How is AI being used in pay-per-call marketing? Beyond content creation, the consequential use is analyzing the call itself. Because only about 5–10% of calls are manually reviewed, most call quality has historically been invisible. AI can now score every conversation – intent, objections, whether it converted – and feed that back into where spend goes.
Does AI search hurt performance marketers? It changes the funnel rather than ending it. Fewer searches end in a website click, but the intent that remains tends to be more decided.
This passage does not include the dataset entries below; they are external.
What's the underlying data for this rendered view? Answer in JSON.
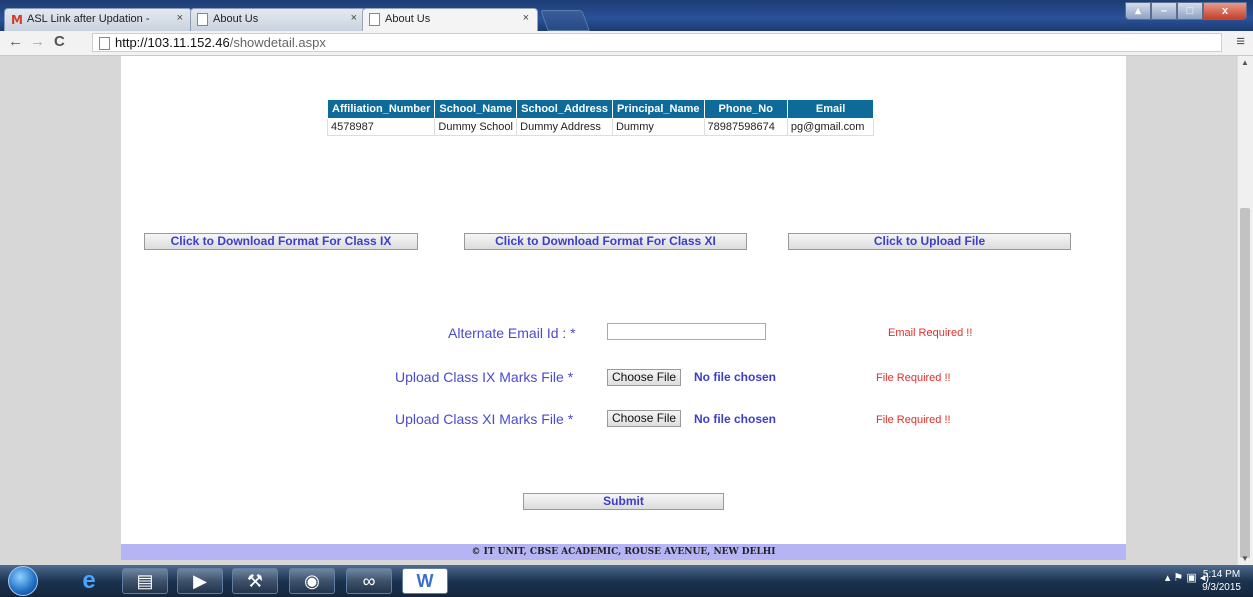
{
  "browser": {
    "tabs": [
      {
        "title": "ASL Link after Updation -",
        "icon": "gmail-icon"
      },
      {
        "title": "About Us",
        "icon": "page-icon"
      },
      {
        "title": "About Us",
        "icon": "page-icon"
      }
    ],
    "tab_close": "×",
    "url_host": "http://103.11.152.46",
    "url_path": "/showdetail.aspx",
    "back": "←",
    "forward": "→",
    "reload": "C",
    "menu": "≡"
  },
  "table": {
    "headers": [
      "Affiliation_Number",
      "School_Name",
      "School_Address",
      "Principal_Name",
      "Phone_No",
      "Email"
    ],
    "rows": [
      [
        "4578987",
        "Dummy School",
        "Dummy Address",
        "Dummy",
        "78987598674",
        "pg@gmail.com"
      ]
    ]
  },
  "buttons": {
    "download_ix": "Click to Download Format For Class IX",
    "download_xi": "Click to Download Format For Class XI",
    "upload": "Click to Upload File",
    "submit": "Submit"
  },
  "form": {
    "email_label": "Alternate Email Id : *",
    "email_value": "",
    "email_error": "Email Required !!",
    "ix_label": "Upload Class IX Marks File *",
    "ix_choose": "Choose File",
    "ix_status": "No file chosen",
    "ix_error": "File Required !!",
    "xi_label": "Upload Class XI Marks File *",
    "xi_choose": "Choose File",
    "xi_status": "No file chosen",
    "xi_error": "File Required !!"
  },
  "footer": "© IT UNIT, CBSE ACADEMIC, ROUSE AVENUE, NEW DELHI",
  "taskbar": {
    "time": "5:14 PM",
    "date": "9/3/2015",
    "icons": [
      "ie-icon",
      "explorer-icon",
      "media-player-icon",
      "tools-icon",
      "chrome-icon",
      "infinity-icon",
      "word-icon"
    ]
  },
  "colors": {
    "table_header": "#0e6b99",
    "label_blue": "#4a4ad0",
    "error_red": "#e0302a",
    "footer_bg": "#b6b4f4"
  }
}
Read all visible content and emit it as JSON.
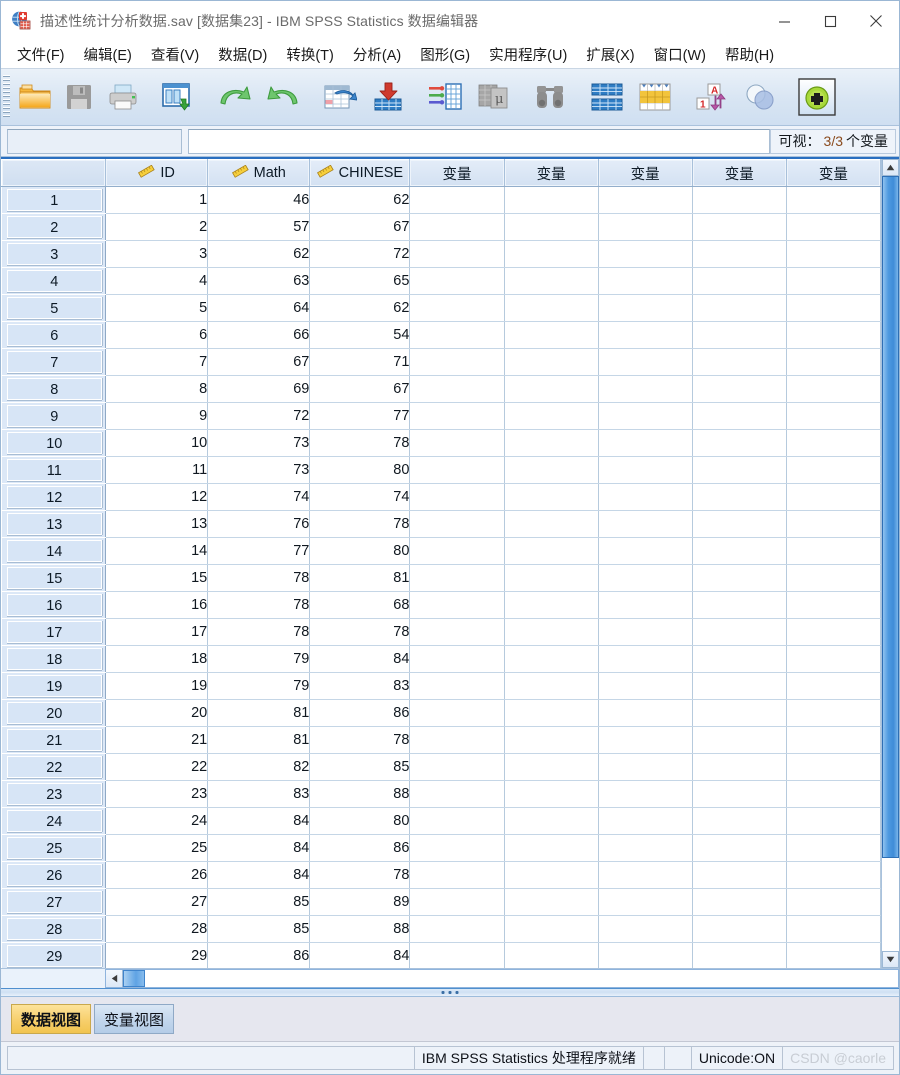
{
  "window": {
    "title": "描述性统计分析数据.sav [数据集23] - IBM SPSS Statistics 数据编辑器",
    "icon": "spss-app-icon",
    "minimize_label": "最小化",
    "maximize_label": "最大化",
    "close_label": "关闭"
  },
  "menu": {
    "items": [
      {
        "label": "文件(F)",
        "mnemonic": "F"
      },
      {
        "label": "编辑(E)",
        "mnemonic": "E"
      },
      {
        "label": "查看(V)",
        "mnemonic": "V"
      },
      {
        "label": "数据(D)",
        "mnemonic": "D"
      },
      {
        "label": "转换(T)",
        "mnemonic": "T"
      },
      {
        "label": "分析(A)",
        "mnemonic": "A"
      },
      {
        "label": "图形(G)",
        "mnemonic": "G"
      },
      {
        "label": "实用程序(U)",
        "mnemonic": "U"
      },
      {
        "label": "扩展(X)",
        "mnemonic": "X"
      },
      {
        "label": "窗口(W)",
        "mnemonic": "W"
      },
      {
        "label": "帮助(H)",
        "mnemonic": "H"
      }
    ]
  },
  "toolbar": {
    "buttons": [
      {
        "name": "open-file-icon",
        "tooltip": "打开数据文档"
      },
      {
        "name": "save-file-icon",
        "tooltip": "保存此文档"
      },
      {
        "name": "print-icon",
        "tooltip": "打印"
      },
      {
        "name": "recall-dialogs-icon",
        "tooltip": "调用最近使用的对话框"
      },
      {
        "name": "undo-icon",
        "tooltip": "撤销"
      },
      {
        "name": "redo-icon",
        "tooltip": "重做"
      },
      {
        "name": "goto-case-icon",
        "tooltip": "转至个案"
      },
      {
        "name": "goto-variable-icon",
        "tooltip": "转至变量"
      },
      {
        "name": "variables-icon",
        "tooltip": "变量"
      },
      {
        "name": "descriptives-icon",
        "tooltip": "运行描述统计"
      },
      {
        "name": "find-icon",
        "tooltip": "查找"
      },
      {
        "name": "insert-case-icon",
        "tooltip": "插入个案"
      },
      {
        "name": "insert-variable-icon",
        "tooltip": "插入变量"
      },
      {
        "name": "value-labels-icon",
        "tooltip": "值标签"
      },
      {
        "name": "split-file-icon",
        "tooltip": "拆分文件"
      },
      {
        "name": "weight-cases-icon",
        "tooltip": "个案加权"
      }
    ]
  },
  "cell_reference": {
    "ref_value": "",
    "ref_placeholder": "",
    "value_value": "",
    "value_placeholder": ""
  },
  "visible_variables": {
    "prefix": "可视：",
    "count": "3/3",
    "suffix": "个变量"
  },
  "grid": {
    "columns": [
      {
        "name": "ID",
        "measure_icon": "scale-ruler-icon",
        "has_icon": true
      },
      {
        "name": "Math",
        "measure_icon": "scale-ruler-icon",
        "has_icon": true
      },
      {
        "name": "CHINESE",
        "measure_icon": "scale-ruler-icon",
        "has_icon": true
      },
      {
        "name": "变量",
        "has_icon": false
      },
      {
        "name": "变量",
        "has_icon": false
      },
      {
        "name": "变量",
        "has_icon": false
      },
      {
        "name": "变量",
        "has_icon": false
      },
      {
        "name": "变量",
        "has_icon": false
      }
    ],
    "rows": [
      {
        "n": "1",
        "ID": "1",
        "Math": "46",
        "CHINESE": "62"
      },
      {
        "n": "2",
        "ID": "2",
        "Math": "57",
        "CHINESE": "67"
      },
      {
        "n": "3",
        "ID": "3",
        "Math": "62",
        "CHINESE": "72"
      },
      {
        "n": "4",
        "ID": "4",
        "Math": "63",
        "CHINESE": "65"
      },
      {
        "n": "5",
        "ID": "5",
        "Math": "64",
        "CHINESE": "62"
      },
      {
        "n": "6",
        "ID": "6",
        "Math": "66",
        "CHINESE": "54"
      },
      {
        "n": "7",
        "ID": "7",
        "Math": "67",
        "CHINESE": "71"
      },
      {
        "n": "8",
        "ID": "8",
        "Math": "69",
        "CHINESE": "67"
      },
      {
        "n": "9",
        "ID": "9",
        "Math": "72",
        "CHINESE": "77"
      },
      {
        "n": "10",
        "ID": "10",
        "Math": "73",
        "CHINESE": "78"
      },
      {
        "n": "11",
        "ID": "11",
        "Math": "73",
        "CHINESE": "80"
      },
      {
        "n": "12",
        "ID": "12",
        "Math": "74",
        "CHINESE": "74"
      },
      {
        "n": "13",
        "ID": "13",
        "Math": "76",
        "CHINESE": "78"
      },
      {
        "n": "14",
        "ID": "14",
        "Math": "77",
        "CHINESE": "80"
      },
      {
        "n": "15",
        "ID": "15",
        "Math": "78",
        "CHINESE": "81"
      },
      {
        "n": "16",
        "ID": "16",
        "Math": "78",
        "CHINESE": "68"
      },
      {
        "n": "17",
        "ID": "17",
        "Math": "78",
        "CHINESE": "78"
      },
      {
        "n": "18",
        "ID": "18",
        "Math": "79",
        "CHINESE": "84"
      },
      {
        "n": "19",
        "ID": "19",
        "Math": "79",
        "CHINESE": "83"
      },
      {
        "n": "20",
        "ID": "20",
        "Math": "81",
        "CHINESE": "86"
      },
      {
        "n": "21",
        "ID": "21",
        "Math": "81",
        "CHINESE": "78"
      },
      {
        "n": "22",
        "ID": "22",
        "Math": "82",
        "CHINESE": "85"
      },
      {
        "n": "23",
        "ID": "23",
        "Math": "83",
        "CHINESE": "88"
      },
      {
        "n": "24",
        "ID": "24",
        "Math": "84",
        "CHINESE": "80"
      },
      {
        "n": "25",
        "ID": "25",
        "Math": "84",
        "CHINESE": "86"
      },
      {
        "n": "26",
        "ID": "26",
        "Math": "84",
        "CHINESE": "78"
      },
      {
        "n": "27",
        "ID": "27",
        "Math": "85",
        "CHINESE": "89"
      },
      {
        "n": "28",
        "ID": "28",
        "Math": "85",
        "CHINESE": "88"
      },
      {
        "n": "29",
        "ID": "29",
        "Math": "86",
        "CHINESE": "84"
      }
    ]
  },
  "view_tabs": [
    {
      "label": "数据视图",
      "active": true
    },
    {
      "label": "变量视图",
      "active": false
    }
  ],
  "statusbar": {
    "message": "IBM SPSS Statistics 处理程序就绪",
    "unicode": "Unicode:ON",
    "watermark": "CSDN @caorle"
  },
  "colors": {
    "accent": "#2a6fc0",
    "header_blue": "#d3e1f2",
    "row_head": "#dce8f7",
    "active_tab": "#f7cf6c",
    "count_text": "#8a4b1e"
  }
}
That favors channels built for high-intent buyers, and a phone call is the highest-intent action a consumer can take.
How do privacy and attribution changes affect pay-per-call? They help it, relatively. As cookies and cross-site tracking erode, a tracked, consented phone call remains a clean first-party, directly attributable event. While other channels lose measurement fidelity, pay-per-call's core unit stays measurable.
Did the TCPA changes in 2025 make compliance easier? The one-to-one consent rule was vacated by a federal court in early 2025 and eliminated by the FCC in September 2025, which removed one specific burden. But insurance, legal, and financial verticals remain strictly regulated, so operators should verify current requirements for their vertical rather than assuming rules loosened.
Is pay-per-call still worth investing in? Yes, for consumer-facing businesses with a phone-based sales process. Calls come from high-intent buyers, they hold up as privacy rules tighten, and AI now makes their quality measurable. The right benchmark is cost per acquisition, where calls typically beat cheap web leads.